Démocratisation fulgurante
 
Le défi principal est la dimension performative du web. Chaque mot, à peine pensé, à peine émis, y acquiert la force d’un acte ou suscite le passage à l’acte, comme on a pu le voir avec la décapitation de Samuel Paty. Certes, cette dimension performative n’a jamais été absente de la culture de l’écrit qui a toujours été un moyen de communication et d’action. Mais, avec le web, tous les paramètres de la communication écrite se trouvent comprimés au bénéfice d’une relation immédiate, sans aucune barrière temporelle, psychologique ou juridique. Il n’est pas jusqu’à la séparation entre la liberté de pensée dans son for intérieur et celle de s’exprimer qui ne se trouve mise en question tant la pensée la plus intime se révèle plus que jamais partie prenante d’un réseau d’interactions qui l’excède.
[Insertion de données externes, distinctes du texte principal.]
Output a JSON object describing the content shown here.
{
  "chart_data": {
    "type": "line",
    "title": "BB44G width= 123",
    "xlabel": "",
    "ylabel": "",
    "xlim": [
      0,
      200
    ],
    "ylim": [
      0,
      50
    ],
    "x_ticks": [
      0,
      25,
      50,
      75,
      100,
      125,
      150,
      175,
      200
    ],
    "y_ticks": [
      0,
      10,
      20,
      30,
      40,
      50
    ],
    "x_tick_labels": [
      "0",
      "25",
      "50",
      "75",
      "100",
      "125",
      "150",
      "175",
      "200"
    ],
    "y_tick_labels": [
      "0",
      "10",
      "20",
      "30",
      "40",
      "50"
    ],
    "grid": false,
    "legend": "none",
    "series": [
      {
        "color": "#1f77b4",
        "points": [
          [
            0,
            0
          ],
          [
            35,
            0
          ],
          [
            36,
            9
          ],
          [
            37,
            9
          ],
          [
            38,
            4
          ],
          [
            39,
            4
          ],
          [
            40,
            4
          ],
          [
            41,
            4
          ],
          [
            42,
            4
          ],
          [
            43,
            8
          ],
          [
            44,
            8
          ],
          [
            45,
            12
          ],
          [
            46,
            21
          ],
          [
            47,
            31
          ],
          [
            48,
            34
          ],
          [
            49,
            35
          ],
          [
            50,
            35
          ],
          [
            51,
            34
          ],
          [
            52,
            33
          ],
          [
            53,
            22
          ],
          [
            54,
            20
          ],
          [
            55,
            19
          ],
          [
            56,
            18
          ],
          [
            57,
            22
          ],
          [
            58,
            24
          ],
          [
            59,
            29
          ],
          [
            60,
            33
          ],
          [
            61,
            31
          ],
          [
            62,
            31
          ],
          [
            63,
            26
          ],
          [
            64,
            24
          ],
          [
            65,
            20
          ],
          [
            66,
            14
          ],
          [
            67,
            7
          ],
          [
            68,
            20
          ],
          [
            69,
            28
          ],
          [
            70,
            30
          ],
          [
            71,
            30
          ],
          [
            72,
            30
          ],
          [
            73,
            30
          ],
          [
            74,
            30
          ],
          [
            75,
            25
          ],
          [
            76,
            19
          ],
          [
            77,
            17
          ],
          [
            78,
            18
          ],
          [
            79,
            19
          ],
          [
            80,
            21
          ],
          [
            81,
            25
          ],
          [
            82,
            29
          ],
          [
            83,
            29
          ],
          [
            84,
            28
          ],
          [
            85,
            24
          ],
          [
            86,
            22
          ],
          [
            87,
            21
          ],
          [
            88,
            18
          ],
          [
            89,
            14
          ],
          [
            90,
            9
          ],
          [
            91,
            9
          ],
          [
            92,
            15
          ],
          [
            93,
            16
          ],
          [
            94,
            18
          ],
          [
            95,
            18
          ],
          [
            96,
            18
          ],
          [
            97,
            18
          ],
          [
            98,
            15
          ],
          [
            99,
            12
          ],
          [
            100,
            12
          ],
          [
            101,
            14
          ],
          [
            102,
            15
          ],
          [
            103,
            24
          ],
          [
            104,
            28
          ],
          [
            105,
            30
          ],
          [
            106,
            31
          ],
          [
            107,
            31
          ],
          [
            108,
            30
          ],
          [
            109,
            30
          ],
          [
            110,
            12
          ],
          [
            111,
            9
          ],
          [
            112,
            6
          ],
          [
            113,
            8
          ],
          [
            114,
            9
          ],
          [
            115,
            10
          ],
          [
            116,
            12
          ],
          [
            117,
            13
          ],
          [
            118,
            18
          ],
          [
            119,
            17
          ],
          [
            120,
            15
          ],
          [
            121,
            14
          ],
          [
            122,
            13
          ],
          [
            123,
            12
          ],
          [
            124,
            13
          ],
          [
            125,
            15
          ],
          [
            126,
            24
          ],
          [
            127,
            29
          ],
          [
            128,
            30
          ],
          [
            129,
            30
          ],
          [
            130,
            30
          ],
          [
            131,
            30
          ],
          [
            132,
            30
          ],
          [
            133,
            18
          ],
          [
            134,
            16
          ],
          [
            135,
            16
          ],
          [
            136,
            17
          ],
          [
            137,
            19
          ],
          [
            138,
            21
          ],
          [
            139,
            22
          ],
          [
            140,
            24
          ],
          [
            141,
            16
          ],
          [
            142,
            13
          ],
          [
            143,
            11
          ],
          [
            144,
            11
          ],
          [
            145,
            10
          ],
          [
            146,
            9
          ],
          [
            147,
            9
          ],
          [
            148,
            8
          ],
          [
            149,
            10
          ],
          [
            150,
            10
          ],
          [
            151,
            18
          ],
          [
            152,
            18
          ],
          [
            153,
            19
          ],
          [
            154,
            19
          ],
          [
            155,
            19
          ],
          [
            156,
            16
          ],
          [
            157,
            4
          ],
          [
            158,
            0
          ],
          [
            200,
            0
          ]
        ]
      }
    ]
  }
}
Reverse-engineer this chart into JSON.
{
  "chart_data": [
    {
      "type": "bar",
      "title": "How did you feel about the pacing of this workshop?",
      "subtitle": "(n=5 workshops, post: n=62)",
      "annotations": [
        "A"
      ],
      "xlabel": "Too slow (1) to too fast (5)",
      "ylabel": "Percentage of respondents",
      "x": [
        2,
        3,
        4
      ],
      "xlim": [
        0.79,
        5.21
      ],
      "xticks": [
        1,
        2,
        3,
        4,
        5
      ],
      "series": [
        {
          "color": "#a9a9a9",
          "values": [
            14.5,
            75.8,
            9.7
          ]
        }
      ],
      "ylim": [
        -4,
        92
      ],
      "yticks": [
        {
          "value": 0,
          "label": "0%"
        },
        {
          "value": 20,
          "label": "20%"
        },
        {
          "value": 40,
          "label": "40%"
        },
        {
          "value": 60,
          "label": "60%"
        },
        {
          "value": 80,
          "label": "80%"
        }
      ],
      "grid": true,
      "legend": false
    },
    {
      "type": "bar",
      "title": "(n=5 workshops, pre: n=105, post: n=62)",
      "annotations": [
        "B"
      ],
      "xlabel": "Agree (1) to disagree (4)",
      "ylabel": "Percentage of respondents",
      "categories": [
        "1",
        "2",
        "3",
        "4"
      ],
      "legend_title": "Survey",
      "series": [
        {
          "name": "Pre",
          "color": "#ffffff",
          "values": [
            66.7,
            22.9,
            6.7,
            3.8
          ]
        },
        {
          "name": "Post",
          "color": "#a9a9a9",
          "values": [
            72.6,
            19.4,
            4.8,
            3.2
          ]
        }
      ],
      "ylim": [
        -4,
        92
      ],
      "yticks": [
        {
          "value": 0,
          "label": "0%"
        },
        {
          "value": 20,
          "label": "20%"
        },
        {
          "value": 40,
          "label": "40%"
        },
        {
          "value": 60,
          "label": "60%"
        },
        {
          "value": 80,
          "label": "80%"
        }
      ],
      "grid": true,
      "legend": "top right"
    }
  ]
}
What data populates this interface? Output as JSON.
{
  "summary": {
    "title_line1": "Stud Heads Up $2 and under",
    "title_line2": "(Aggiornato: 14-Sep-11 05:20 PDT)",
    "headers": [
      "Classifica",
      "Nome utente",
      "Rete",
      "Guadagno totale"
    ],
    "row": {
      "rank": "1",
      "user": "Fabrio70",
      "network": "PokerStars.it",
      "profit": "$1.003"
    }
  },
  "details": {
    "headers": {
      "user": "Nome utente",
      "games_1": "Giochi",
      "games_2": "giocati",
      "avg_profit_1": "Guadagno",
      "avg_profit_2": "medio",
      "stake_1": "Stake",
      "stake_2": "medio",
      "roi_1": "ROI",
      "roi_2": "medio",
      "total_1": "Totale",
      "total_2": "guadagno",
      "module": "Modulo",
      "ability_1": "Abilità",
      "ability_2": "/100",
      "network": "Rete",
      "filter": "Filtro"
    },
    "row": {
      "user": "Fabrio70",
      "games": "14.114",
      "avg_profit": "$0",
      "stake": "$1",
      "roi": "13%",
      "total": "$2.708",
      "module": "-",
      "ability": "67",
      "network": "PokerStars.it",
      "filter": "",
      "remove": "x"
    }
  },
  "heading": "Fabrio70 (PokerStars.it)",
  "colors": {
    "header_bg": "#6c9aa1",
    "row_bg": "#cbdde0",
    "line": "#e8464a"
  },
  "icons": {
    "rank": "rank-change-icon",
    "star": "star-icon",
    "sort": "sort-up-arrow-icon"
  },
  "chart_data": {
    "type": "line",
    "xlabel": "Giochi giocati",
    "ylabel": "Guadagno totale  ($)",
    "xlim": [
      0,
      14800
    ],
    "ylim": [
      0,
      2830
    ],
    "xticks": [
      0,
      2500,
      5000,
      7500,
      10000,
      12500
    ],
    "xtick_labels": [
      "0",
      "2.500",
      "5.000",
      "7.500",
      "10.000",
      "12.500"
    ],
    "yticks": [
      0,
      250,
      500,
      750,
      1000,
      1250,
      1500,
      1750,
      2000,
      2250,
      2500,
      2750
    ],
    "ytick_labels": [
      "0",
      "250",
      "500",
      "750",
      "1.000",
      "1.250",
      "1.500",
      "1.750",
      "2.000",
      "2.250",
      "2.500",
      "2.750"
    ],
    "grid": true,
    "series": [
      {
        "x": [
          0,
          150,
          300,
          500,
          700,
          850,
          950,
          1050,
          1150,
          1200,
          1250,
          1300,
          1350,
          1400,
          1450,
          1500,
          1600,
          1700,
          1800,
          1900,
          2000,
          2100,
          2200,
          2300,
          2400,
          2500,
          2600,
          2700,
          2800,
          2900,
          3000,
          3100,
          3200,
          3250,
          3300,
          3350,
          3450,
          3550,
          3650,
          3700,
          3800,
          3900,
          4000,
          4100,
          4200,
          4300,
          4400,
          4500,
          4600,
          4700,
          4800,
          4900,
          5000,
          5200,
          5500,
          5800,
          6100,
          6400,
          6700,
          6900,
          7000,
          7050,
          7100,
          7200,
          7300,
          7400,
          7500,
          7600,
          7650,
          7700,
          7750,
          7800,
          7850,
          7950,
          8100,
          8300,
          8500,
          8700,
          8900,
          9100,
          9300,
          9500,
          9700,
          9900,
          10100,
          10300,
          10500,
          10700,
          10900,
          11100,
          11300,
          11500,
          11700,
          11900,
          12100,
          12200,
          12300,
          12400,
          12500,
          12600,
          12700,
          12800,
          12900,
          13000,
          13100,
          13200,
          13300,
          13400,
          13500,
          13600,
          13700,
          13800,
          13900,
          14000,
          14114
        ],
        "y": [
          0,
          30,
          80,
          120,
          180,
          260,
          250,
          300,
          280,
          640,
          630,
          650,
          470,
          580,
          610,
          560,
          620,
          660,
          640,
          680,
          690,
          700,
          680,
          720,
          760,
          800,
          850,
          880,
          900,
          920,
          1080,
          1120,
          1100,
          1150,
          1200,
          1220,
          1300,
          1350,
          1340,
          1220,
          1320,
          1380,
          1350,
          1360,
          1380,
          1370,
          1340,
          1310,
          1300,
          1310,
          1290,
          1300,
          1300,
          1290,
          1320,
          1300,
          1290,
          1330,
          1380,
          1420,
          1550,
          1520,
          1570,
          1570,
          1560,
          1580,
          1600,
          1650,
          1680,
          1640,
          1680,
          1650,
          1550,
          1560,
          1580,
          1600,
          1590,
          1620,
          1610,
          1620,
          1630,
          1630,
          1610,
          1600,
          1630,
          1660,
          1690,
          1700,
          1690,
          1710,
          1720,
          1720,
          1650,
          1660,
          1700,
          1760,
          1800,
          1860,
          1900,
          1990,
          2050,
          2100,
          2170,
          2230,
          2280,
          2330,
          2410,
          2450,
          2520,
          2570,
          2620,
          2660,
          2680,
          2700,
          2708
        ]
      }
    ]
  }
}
Que serait, en effet, une pensée personnelle qui ne pourrait pas se frotter à l’expression publique ? C’est donc bien la souveraineté de l’individu démocratique à l’âge du numérique qu’il nous faut réinventer sans en détruire le vecteur, la liberté d’expression.
 
Dans un récent entretien avec Alain Finkielkraut*, Régis Debray reconnaissait de façon quelque peu désabusée que le travail des intellectuels était devenu trop « fatiguant ». En effet, l’âge d’or où quelques plumes acérées pouvaient tailler à la serpe des vérités prêtes à l’emploi est révolu. En cause, la démocratisation fulgurante des outils d’expression et l’intellectualisation croissante de larges pans de la société qui rendent notre univers mental infiniment plus mobile et paradoxal qu’auparavant. Cette situation n’est plus propice à la domination de quelques chefs de files de la pensée. Elle favorise, au contraire, une plus large implication de chacun. Elle nous incite à construire tout en marchant les voies sinueuses et sans itinéraires prédéterminés de la raison commune. A condition, bien sûr, que la liberté de s’exprimer soit garantie et non découragée d’emblée par des a priori. Garantir et réguler l’ouverture du débat public, élaborer des codes de bonne conduite, sévir rapidement contre les excès, mais ne pas tomber dans une police de la pensée, telle devrait être la feuille de route des démocraties cognitives.
 
A cet égard, je le répète, l’expérience des bibliothèques publiques est précieuse. Elle nous a appris à combiner liberté absolue et vivre ensemble. C’est à sa transposition dans l’ordre numérique qu’il faut travailler.